Targeting active infections

The Swarts lab research team has focused on TB along two tracks. One involves developing better tools to diagnose active TB infections, Swarts said.

There are two kinds of TB infection, latent and active. Latent infections occur when a body’s immune system successfully contains the bacteria in someone’s lungs. People with latent infections do not become ill and are not capable of spreading it.

The bacterium itself is protected by a thick and waxy envelope, and if an individual’s immune system falters, the bacteria can turn into an active infection. Between 5-10 percent of people infected with the TB bacteria develop an active case.

A traditional TB scratch test detects antibodies created by the body to kill the bacteria, but it doesn’t indicate whether the infection is actively growing or latent, or even whether the infection has already been cleared by the immune system or cured by antibiotic treatment.

The current standard for diagnosing active TB infection is to use a culture test. However, Nicholas Banahene, one of Swarts’ researchers, said the bacteria that cause tuberculosis grow very slowly so running a culture test can take weeks.

Test tubes are held by a person's teal colored rubber glove in a lab.
Chemical probes developed in Ben Swarts’ lab have proven to be capable of rapidly and accurately detecting active TB bacteria in a laboratory setting.
Diagnosing in hours rather than weeks

A faster, cheaper diagnosis could focus on the bacterial envelope.

Many of the proteins used to build the envelope are well known and unique to the TB bacteria, Banahene said. Researchers in the Swarts lab have developed chemical probes that exploit these proteins to emit a bright fluorescence signal visible by a microscope.

A diagnosis could come within hours or days rather than weeks, said Banahene, who is preparing to graduate with his doctorate in biochemistry, cellular and molecular biology.

For someone with a latent infection, time is not pressing. People can live their entire lives with a latent infection and never be worse off for it, he said.
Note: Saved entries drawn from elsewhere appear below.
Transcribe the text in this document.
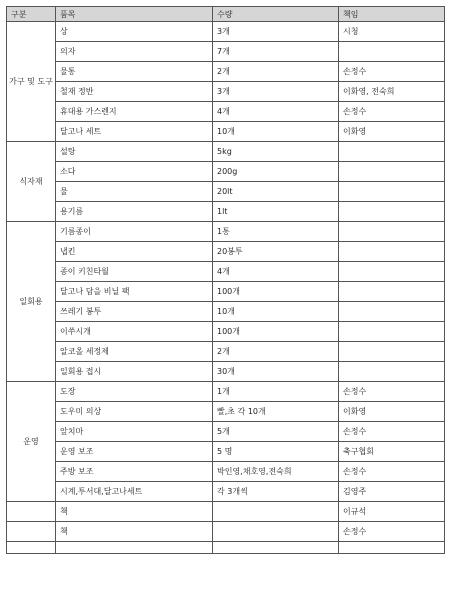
구분	품목	수량	책임
가구 및 도구	상	3개	시청
	의자	7개	
	물통	2개	손정수
	철재 정반	3개	이화영, 전숙희
	휴대용 가스렌지	4개	손정수
	달고나 세트	10개	이화영
식자재	설탕	5kg	
	소다	200g	
	물	20lt	
	용기름	1lt	
일회용	기름종이	1통	
	냅킨	20봉투	
	종이 키친타월	4개	
	달고나 담을 비닐 팩	100개	
	쓰레기 봉투	10개	
	이쑤시개	100개	
	알코올 세정제	2개	
	일회용 접시	30개	
운영	도장	1개	손정수
	도우미 의상	빨,초 각 10개	이화영
	앞치마	5개	손정수
	운영 보조	5 명	축구협회
	주방 보조	박인영,채호영,전숙희	손정수
	시계,투서대,달고나세트	각 3개씩	김영주
	책		이규석
	책		손정수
Someone with an active infection is working against the clock, however.

While TB is most associated with the lungs, the bacteria can infect any organ in the body, he said. That includes bones, the brain and the heart. A speedy, early diagnosis is critical to treat the infection with the right drugs.

Antibiotic-resistant strains of the bacteria pose significant complications, requiring new antibiotics and prolonging treatment times for resulting infections.

In addition to possibly letting doctors diagnose an active infection faster, the chemical probes may also identify infections caused by antibiotic-resistant bacteria.

While running the probe test, a researcher could potentially test several samples and treat them with individual drugs, Banahene said. The ones that remain actively growing and emitting fluorescence are resistant to the drug they were treated with.

Potential for a new therapy

Down the road, chemical probe technology could also lead to insights for developing new treatments, Swarts said. Their team is developing probes to identify additional proteins that help to build and maintain the integrity of the thick envelope protecting the bacteria. With this information, it might be possible to develop novel inhibitors that disrupt envelope construction.

Without its protective envelope, Banahene said the bacteria would be more vulnerable to antibiotics and the body’s immune system.